I tried taking the derivative for a neural network's sigmoid function below but I am getting a slightly different answer and I'm not sure why. I am trying to follow this blog's derivation: https://selbydavid.com/2018/01/09/neural-network/
I would like to take the derivative of the following with respect to $W_{out}$
$\hat y = \sigma(HW_{out}) $
where $\sigma$ is the sigmoid function $\frac{1}{(1+e^{-x})}$
Note: H is a n x 6 matrix and $W_{out}$ is a 6 x 1 vector.
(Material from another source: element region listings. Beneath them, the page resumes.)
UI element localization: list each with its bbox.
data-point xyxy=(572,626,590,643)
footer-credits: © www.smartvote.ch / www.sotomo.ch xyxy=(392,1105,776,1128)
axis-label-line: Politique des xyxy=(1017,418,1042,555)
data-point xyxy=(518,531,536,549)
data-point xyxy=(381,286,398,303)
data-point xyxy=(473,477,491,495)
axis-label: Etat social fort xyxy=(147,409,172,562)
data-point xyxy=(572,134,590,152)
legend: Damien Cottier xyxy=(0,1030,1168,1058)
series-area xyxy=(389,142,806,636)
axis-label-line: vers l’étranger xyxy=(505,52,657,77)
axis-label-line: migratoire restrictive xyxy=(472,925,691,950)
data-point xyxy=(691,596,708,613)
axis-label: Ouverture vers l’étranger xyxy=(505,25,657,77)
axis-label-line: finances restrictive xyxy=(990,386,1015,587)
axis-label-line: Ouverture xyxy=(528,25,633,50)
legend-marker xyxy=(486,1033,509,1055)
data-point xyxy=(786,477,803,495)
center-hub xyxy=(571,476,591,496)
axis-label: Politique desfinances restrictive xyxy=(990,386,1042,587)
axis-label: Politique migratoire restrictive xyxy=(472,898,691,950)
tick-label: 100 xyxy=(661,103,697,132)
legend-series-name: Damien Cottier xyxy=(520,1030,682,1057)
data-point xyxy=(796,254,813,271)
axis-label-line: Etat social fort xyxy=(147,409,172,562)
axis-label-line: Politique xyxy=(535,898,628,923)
This means that the derivative w.r.t. $W_{out}$ should be a n x 1 vector. $\hat y$ is also a n x 1 vector.
After trying to calculate the derivative $\frac{\partial}{\partial W_{out}} \sigma(HW_{out})$, I ended up with:
$\frac{\partial}{\partial W_{out}} \sigma(HW_{out})$ = $\sigma(HW_{out})(1-\sigma(HW_{out})H$
However, the correct answer should've been:
$\frac{\partial}{\partial W_{out}} \sigma(HW_{out})$ = $H^T\sigma(HW_{out})(1-\sigma(HW_{out})$
I don't really understand where H transposed came from. I would greatly appreciate it if someone could walk me through this step-by-step. If it helps, I can post my hand-written derivation.
Let $h(W)=HW$. Then $$ \nabla(\sigma\circ h) = (Dh)^T \nabla\sigma = H^T \nabla\sigma $$ by using the chain rule for the gradient.